あらためて舞台を振り返ってみると、色々な想いが巡ってきます。あの舞台でしか感じることの出来ない異次元空間がありましたし、脚本の和久内先生はじめ、津村禮次郎、伊藤哲哉、木原丹、大浦典子という豪華メンバーでしか実現できないものが確かにありました。とにかく奇跡の瞬間がいくつも出て来たのです。勿論反省点も多々ありますが、少し落ちついて改めて回想してみるものも良いものですね。

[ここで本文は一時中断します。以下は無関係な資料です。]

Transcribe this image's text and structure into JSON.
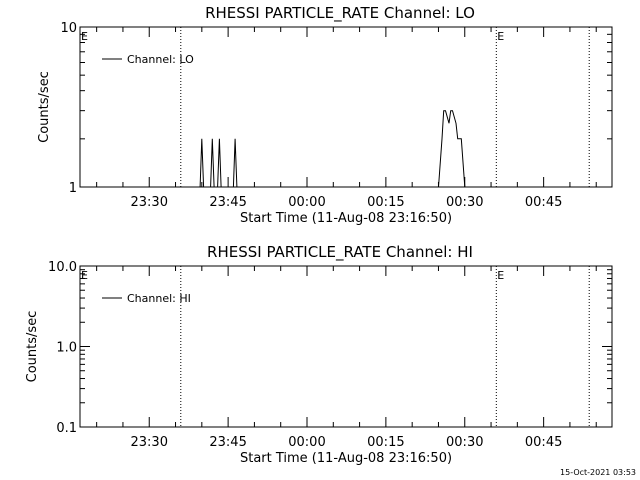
{
  "chart_data": [
    {
      "type": "line",
      "title": "RHESSI PARTICLE_RATE Channel: LO",
      "xlabel": "Start Time (11-Aug-08 23:16:50)",
      "ylabel": "Counts/sec",
      "yscale": "log",
      "ylim": [
        1,
        10
      ],
      "y_tick_labels": [
        "1",
        "10"
      ],
      "x_tick_labels": [
        "23:30",
        "23:45",
        "00:00",
        "00:15",
        "00:30",
        "00:45"
      ],
      "grid": false,
      "legend": "top-left",
      "markers": [
        {
          "label": "E",
          "x": "23:16:50",
          "style": "none"
        },
        {
          "label": "",
          "x": "23:36:00",
          "style": "dotted"
        },
        {
          "label": "E",
          "x": "00:36:00",
          "style": "dotted"
        },
        {
          "label": "",
          "x": "00:53:40",
          "style": "dotted"
        }
      ],
      "series": [
        {
          "name": "Channel: LO",
          "x": [
            "23:39:40",
            "23:40:00",
            "23:40:20",
            "23:41:40",
            "23:42:00",
            "23:42:20",
            "23:43:00",
            "23:43:20",
            "23:43:40",
            "23:46:00",
            "23:46:20",
            "23:46:40",
            "00:25:00",
            "00:25:40",
            "00:26:00",
            "00:26:20",
            "00:27:00",
            "00:27:20",
            "00:27:40",
            "00:28:20",
            "00:28:40",
            "00:29:20",
            "00:30:00",
            "00:30:20"
          ],
          "values": [
            1,
            2,
            1,
            1,
            2,
            1,
            1,
            2,
            1,
            1,
            2,
            1,
            1,
            2,
            3,
            3,
            2.5,
            3,
            3,
            2.5,
            2,
            2,
            1,
            1
          ]
        }
      ]
    },
    {
      "type": "line",
      "title": "RHESSI PARTICLE_RATE Channel: HI",
      "xlabel": "Start Time (11-Aug-08 23:16:50)",
      "ylabel": "Counts/sec",
      "yscale": "log",
      "ylim": [
        0.1,
        10
      ],
      "y_tick_labels": [
        "0.1",
        "1.0",
        "10.0"
      ],
      "x_tick_labels": [
        "23:30",
        "23:45",
        "00:00",
        "00:15",
        "00:30",
        "00:45"
      ],
      "grid": false,
      "legend": "top-left",
      "markers": [
        {
          "label": "E",
          "x": "23:16:50",
          "style": "none"
        },
        {
          "label": "",
          "x": "23:36:00",
          "style": "dotted"
        },
        {
          "label": "E",
          "x": "00:36:00",
          "style": "dotted"
        },
        {
          "label": "",
          "x": "00:53:40",
          "style": "dotted"
        }
      ],
      "series": [
        {
          "name": "Channel: HI",
          "x": [],
          "values": []
        }
      ]
    }
  ],
  "footer": {
    "timestamp": "15-Oct-2021 03:53"
  }
}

ラストの津村先生の舞と私の樂琵琶独奏の場面はこんな感じでした。



どんな分野でも、予定調和な事しかやらず、型が決まった中で、お上手やお見事を目指すようになったら、聴衆は誰も魅力を感じないでしょう。次に何をやってくれるのか、いつもワクワクとして待つような気持ちを抱かせてこそ、舞台に足を運んでくれるのではないでしょうか。古典をやっても、新たな発見を感じさせてくれるような新鮮な視点、創造性が無ければ、お見事以上にはならない。いくら流派内で「先生」や「名取」であっても、新鮮味の無い舞台など聴衆にとっては、ただなぞっているだけのお稽古事に聞こえます。古典はなぞるものでなく、命あるものとして継承していってこその古典だとではないでしょうか。その為には常に現代という視点で古典を見つめ直し、古典の新たな魅力を引き出し現代の聴衆に聴かせ、魅せてこそ、古典は古典としてその存在を我々の前に表わし、深味を感じさせ、その世界を更に豊かにしてゆくのだと、私は思えてなりません。この部分こそが、お稽古事と芸術音楽の大きな意識の差だと思います。

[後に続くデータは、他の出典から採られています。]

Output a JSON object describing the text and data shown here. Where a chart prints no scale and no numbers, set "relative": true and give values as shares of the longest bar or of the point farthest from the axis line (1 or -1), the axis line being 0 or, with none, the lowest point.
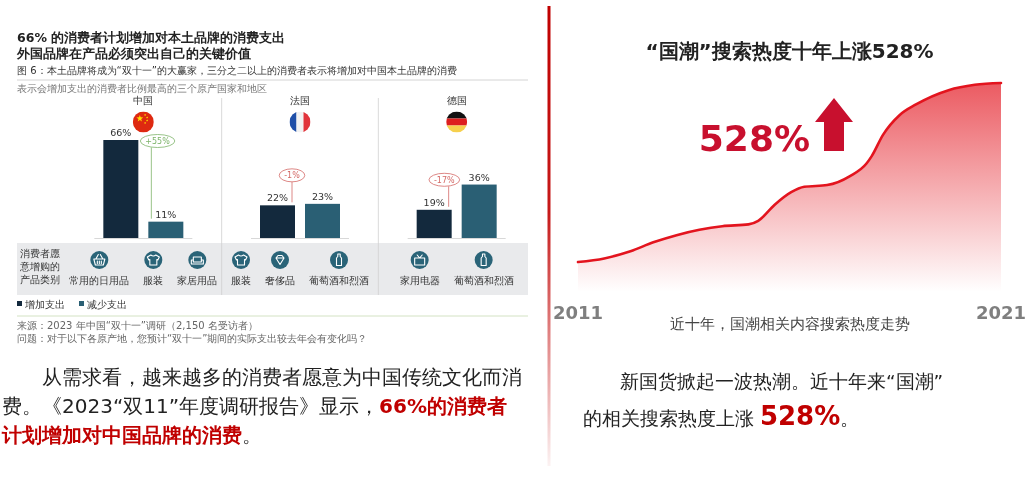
{
  "chart_data": [
    {
      "type": "bar",
      "title": "66% 的消费者计划增加对本土品牌的消费支出外国品牌在产品必须突出自己的关键价值",
      "subtitle": "图 6：本土品牌将成为“双十一”的大赢家，三分之二以上的消费者表示将增加对中国本土品牌的消费",
      "categories": [
        "中国",
        "法国",
        "德国"
      ],
      "series": [
        {
          "name": "增加支出",
          "color": "#13293d",
          "values": [
            66,
            22,
            19
          ],
          "value_labels": [
            "66%",
            "22%",
            "19%"
          ]
        },
        {
          "name": "减少支出",
          "color": "#2a5f74",
          "values": [
            11,
            23,
            36
          ],
          "value_labels": [
            "11%",
            "23%",
            "36%"
          ]
        }
      ],
      "legend": "bottom left",
      "tick_labels": "x",
      "annotations": [
        "表示会增加支出的消费者比例最高的三个原产国家和地区",
        "消费者愿意增购的产品类别",
        "常用的日用品",
        "服装",
        "家居用品",
        "服装",
        "奢侈品",
        "葡萄酒和烈酒",
        "家用电器",
        "葡萄酒和烈酒",
        "+55%",
        "-1%",
        "-17%",
        "来源：2023 年中国“双十一”调研（2,150 名受访者）",
        "问题：对于以下各原产地，您预计“双十一”期间的实际支出较去年会有变化吗？",
        "从需求看，越来越多的消费者愿意为中国传统文化而消费。《2023“双11”年度调研报告》显示，",
        "66%的消费者计划增加对中国品牌的消费",
        "。"
      ]
    },
    {
      "type": "area",
      "title": "“国潮”搜索热度十年上涨528%",
      "xlabel": "近十年，国潮相关内容搜索热度走势",
      "x": [
        2011,
        2011.62,
        2012.24,
        2012.78,
        2013.33,
        2013.87,
        2014.41,
        2015.03,
        2015.26,
        2015.65,
        2016.04,
        2016.35,
        2016.89,
        2017.43,
        2017.82,
        2017.94,
        2018.21,
        2018.6,
        2018.99,
        2019.76,
        2020.38,
        2021
      ],
      "series": [
        {
          "color": "#e3141e",
          "values": [
            0,
            0.02,
            0.06,
            0.11,
            0.15,
            0.18,
            0.2,
            0.21,
            0.23,
            0.32,
            0.39,
            0.42,
            0.43,
            0.48,
            0.55,
            0.59,
            0.71,
            0.82,
            0.88,
            0.96,
            0.99,
            1
          ]
        }
      ],
      "relative": true,
      "xlim": [
        2011,
        2021
      ],
      "xticks": [
        2011,
        2021
      ],
      "annotations": [
        "528%",
        "新国货掀起一波热潮。近十年来“国潮”的相关搜索热度上涨 ",
        "528%",
        "。"
      ]
    }
  ]
}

この公演を通し、私は良寛という存在に強く興味を持ちました。良寛は道元禅師の「正法眼蔵」をかなり勉強したようですが、道元禅師とはまた違い、現実の生々しい生活の中で最期迄生き抜いたその姿には、大きな魅力を感じます。
死の間際に「裏を見せ 表を見せて 散る紅葉」と言い残したそうです。中々人生裏も表も曝け出して自由無碍に生き抜くのは難しい。人間何も格好つける必要などないのに、誰もが自らを飾り、衣を纏い「己」という虚像を、自分でも気づかない内に自ら作り上げている。
肩書きやら受賞歴をぶら下げているのは誰の為?他人に対して「私は凄い人なんです」と自慢したい気持ちも、俗世間に生きる一人として重々判りますが、そんな鎧のようなものを着こんで生きなければならない人生など、私はごめんです。常に自由に淡々とこの世を闊歩したいですね。

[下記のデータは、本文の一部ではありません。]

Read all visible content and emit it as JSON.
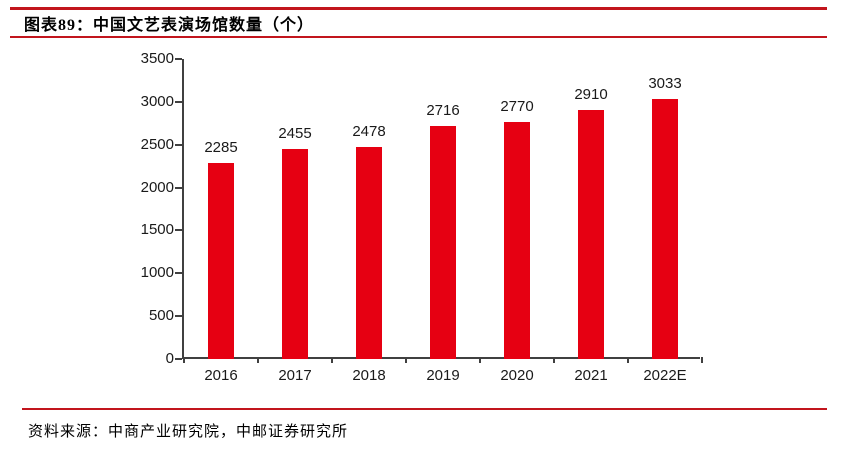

良寛の志が後の世代に受け継がれ、仏教という限定された枠ではなく、夏目漱石や鈴木文台、また長谷川泰、吉岡弥生、野口英世等、医療関係等にも繋がって行ったという事は当然であり、素晴らしい事だと思います。音楽もそうでありたいのです。小さな枠の中で受け継いだの何だのという事でなく、私自身が多くの音楽家から感じたように、どんなものであれ聴いてくれる人に伝わって行くような音楽でありたい。良寛の大きな志、そして視野には憧れ以上のものを感じますね。
私も志を持って音楽をやって行きたいものです。良寛は今後の私の指針となって行くと思います。良い経験をさせてもらいました。